Here is the relevant code:
private static int[] fibValues = new int[100];
private static boolean[] isComputed = new boolean[100];
public static int memoizedFib(int n) {
if (isComputed[n]) return fibValues[n];
int result;
if (n < 2) result= 1;
else result = memoizedFib(n-1) +
memoizedFib(n-2);
fibValues[n] = result;
isComputed[n] = true;
return result;
}
public static void main(String[] args) {
// This prints the table lickety-split!
for (int i=0;i<40; i++)
System.out.printf("%d%10d\n",i,memoizedFib(i));
// This is silent, so the memoized
method works!
for (int i=0;i<40; i++)
if (fib(i) != memoizedFib(i))
System.out.printf("memoizedFib(%d)
!= fib(%d)\n",i,
}
6. Consider the following method:
public static int foo(int x, int y) {
if ((x < 1) || (y < 1)) return
0;
else return foo(x-1,y-1)+x+y-1;
}
a.
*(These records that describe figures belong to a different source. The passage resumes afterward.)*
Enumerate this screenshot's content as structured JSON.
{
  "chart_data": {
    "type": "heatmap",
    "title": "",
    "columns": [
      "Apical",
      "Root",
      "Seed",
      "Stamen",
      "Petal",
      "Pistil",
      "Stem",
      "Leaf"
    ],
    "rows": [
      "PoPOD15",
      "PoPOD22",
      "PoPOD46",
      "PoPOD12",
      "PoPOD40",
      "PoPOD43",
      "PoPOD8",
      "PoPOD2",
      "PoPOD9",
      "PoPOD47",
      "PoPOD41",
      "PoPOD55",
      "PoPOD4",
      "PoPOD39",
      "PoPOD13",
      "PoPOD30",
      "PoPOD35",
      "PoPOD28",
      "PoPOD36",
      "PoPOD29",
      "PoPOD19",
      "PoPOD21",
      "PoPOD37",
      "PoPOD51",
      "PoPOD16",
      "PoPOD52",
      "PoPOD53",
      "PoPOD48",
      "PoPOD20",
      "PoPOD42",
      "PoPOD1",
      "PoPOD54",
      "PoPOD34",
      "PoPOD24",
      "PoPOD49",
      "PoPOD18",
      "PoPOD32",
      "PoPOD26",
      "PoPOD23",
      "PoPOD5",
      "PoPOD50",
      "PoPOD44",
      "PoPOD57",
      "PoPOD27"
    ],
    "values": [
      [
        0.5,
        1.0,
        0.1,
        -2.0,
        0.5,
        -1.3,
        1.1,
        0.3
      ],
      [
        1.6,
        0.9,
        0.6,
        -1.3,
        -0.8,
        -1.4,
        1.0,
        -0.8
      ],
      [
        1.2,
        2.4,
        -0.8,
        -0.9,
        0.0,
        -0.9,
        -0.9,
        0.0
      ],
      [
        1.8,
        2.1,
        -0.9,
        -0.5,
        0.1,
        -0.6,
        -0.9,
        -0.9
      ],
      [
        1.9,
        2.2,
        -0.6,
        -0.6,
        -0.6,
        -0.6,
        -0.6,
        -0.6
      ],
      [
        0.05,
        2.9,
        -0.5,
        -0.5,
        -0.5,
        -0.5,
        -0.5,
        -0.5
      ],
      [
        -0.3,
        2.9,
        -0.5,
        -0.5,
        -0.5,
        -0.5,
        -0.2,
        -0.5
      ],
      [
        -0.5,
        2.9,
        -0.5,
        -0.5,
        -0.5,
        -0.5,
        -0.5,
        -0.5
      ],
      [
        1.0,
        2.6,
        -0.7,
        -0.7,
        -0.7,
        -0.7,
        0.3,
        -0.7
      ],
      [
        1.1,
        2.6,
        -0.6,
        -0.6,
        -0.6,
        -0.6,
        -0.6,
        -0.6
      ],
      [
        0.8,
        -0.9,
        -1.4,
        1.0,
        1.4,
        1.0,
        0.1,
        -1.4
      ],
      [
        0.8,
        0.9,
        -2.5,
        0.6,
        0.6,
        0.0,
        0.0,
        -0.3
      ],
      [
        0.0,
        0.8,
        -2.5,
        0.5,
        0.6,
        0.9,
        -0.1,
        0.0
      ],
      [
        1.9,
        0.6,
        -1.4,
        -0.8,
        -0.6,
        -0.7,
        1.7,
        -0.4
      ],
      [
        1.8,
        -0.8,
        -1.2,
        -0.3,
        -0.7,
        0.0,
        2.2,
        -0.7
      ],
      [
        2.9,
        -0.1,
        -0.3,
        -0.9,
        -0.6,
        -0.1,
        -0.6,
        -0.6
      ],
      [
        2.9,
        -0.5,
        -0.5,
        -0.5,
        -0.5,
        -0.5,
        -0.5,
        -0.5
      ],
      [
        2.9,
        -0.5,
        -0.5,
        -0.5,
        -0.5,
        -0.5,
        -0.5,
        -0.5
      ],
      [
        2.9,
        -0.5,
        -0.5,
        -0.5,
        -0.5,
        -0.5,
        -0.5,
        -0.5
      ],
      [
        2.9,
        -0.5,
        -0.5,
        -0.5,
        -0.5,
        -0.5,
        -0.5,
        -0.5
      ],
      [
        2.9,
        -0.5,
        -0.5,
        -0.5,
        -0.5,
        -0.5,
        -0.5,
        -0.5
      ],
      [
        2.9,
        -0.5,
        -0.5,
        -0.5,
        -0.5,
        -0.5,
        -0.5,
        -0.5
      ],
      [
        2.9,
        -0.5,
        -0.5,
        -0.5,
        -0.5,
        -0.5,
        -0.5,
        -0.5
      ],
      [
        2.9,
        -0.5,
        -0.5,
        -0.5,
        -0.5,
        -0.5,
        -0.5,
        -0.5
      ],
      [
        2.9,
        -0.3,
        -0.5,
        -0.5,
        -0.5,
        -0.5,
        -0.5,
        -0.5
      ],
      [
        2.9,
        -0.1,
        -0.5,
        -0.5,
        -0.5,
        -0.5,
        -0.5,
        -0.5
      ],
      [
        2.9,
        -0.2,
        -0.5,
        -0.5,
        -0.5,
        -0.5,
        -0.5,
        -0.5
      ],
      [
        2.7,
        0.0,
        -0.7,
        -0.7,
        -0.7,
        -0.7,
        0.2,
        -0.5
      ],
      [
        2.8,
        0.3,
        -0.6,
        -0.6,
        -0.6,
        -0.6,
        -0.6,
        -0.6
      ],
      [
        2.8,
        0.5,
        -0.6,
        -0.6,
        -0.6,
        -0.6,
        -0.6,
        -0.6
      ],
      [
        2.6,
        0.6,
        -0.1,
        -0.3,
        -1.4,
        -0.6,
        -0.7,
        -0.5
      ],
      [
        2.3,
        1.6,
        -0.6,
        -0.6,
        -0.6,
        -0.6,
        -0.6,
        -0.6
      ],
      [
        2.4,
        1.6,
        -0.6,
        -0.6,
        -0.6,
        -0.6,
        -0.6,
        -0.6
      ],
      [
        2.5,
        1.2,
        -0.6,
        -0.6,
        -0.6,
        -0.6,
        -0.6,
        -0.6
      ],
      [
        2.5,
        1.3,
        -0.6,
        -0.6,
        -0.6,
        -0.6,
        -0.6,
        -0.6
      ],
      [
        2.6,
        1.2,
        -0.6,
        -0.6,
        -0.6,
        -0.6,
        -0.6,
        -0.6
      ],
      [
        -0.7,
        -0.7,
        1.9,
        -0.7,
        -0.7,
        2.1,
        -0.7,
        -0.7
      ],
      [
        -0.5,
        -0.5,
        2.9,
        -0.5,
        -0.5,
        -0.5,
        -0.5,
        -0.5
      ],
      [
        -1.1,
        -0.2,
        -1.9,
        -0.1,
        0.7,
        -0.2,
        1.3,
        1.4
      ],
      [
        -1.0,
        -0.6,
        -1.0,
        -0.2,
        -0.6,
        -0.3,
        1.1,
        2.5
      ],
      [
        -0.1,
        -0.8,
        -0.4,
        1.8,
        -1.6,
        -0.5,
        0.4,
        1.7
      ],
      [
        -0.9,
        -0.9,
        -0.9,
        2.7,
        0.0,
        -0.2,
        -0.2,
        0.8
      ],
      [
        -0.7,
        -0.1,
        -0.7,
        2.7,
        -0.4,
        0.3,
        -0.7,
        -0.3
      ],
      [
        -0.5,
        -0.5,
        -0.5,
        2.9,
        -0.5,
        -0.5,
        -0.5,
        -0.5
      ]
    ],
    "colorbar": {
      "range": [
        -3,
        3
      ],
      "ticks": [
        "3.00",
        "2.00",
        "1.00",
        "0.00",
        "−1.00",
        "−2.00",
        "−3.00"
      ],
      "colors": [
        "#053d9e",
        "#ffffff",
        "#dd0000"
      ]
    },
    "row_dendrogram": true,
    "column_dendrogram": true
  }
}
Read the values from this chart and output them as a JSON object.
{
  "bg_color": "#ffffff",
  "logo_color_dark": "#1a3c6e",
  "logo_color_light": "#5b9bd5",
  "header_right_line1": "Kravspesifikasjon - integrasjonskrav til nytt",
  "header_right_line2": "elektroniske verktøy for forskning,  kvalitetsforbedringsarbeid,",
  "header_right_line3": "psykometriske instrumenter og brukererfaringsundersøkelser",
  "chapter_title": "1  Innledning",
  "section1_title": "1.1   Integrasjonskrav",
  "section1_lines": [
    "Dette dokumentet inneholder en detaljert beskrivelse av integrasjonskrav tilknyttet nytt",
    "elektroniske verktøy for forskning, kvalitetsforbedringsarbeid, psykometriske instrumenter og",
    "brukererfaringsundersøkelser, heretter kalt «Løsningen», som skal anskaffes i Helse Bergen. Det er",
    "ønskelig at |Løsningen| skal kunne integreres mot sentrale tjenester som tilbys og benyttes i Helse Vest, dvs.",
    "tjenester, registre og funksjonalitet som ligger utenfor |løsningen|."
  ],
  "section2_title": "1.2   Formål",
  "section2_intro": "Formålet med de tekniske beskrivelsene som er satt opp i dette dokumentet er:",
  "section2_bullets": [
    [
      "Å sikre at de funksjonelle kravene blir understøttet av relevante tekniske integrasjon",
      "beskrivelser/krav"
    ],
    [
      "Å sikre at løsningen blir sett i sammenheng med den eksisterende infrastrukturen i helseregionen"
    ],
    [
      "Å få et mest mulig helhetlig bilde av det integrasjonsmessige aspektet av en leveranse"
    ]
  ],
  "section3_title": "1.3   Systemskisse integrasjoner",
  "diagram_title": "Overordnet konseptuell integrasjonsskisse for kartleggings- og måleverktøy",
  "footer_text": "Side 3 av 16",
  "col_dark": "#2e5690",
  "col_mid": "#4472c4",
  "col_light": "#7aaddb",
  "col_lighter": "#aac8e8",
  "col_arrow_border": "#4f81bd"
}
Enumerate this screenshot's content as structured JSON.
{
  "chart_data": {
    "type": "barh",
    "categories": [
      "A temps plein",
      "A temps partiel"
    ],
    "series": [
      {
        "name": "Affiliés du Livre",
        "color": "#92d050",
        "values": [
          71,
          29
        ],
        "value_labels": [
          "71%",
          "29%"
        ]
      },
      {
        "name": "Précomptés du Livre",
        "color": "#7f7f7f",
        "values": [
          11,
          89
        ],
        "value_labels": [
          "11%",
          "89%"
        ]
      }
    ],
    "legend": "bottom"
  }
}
Trace a call to foo(8,3)
foo(8,3)
foo(7,2)
foo(6,1)
foo(5,0)
--> 0
--> 6
--> 14
--> 24
While you should generate the trace by hand, you should also be able to
instrument foo() so that it does this for you, as such:
public static
int foo(int x, int y, int depth) {
for (int i=0; i<3*depth; i++)
System.out.print(" ");
System.out.printf("foo(%d,%d)\n",x,y);
int result;
if ((x < 1) || (y < 1)) result =
0;
else result =
foo(x-1,y-1,depth+1)+x+y-1;
for (int i=0; i<3*depth; i++)
System.out.print(" ");
System.out.printf("-->
%d\n",result);
return result;
}
public static void main(String[] args) { foo(8,3,0); }
b. Trace a call to foo(8,4)
foo(8,4)
foo(7,3)
foo(6,2)
foo(5,1)
foo(4,0)
--> 0
--> 5
--> 12
--> 21
--> 32
c.
In
just a few words of English, assuming its arguments are both non-negative, what
does this method compute? (Hint: it is a common arithmetic expression).
For non-negative x and y, foo(x,y)
= x*y. It computes the product.
d.
Explain
why your answer to part (c) is correct.
There are multiple ways to do this. For
full credit, though, you cannot just “handwave”, but must have a mathematically
sound explanation. Of the various
approaches, here is my preference, as it explains the logic of the recursive
case clearly:
First, we multiply (x – 1)(y – 1):
(x – 1)(y – 1) = xy – x – y + 1
Next, we solve this expression for xy:
xy = (x – 1)(y – 1) + x + y – 1
Notice that this is exactly the logic of the recursive case in the code
above! Not a coincidence at all!!
Since our base case does compute the product xy when (x == 0) or (y == 0), and
since our recursive case computes the product xy assuming f(x-1,y-1) computes (x-1)(y-1), we conclude f(x,y)=xy for
all cases.
Now, for full rigor, we’d need to do a bona fide mathematical induction proof
at this point (which would be very close to the above explanation, but with a
little more rigor), but we’ll settle on this explanation.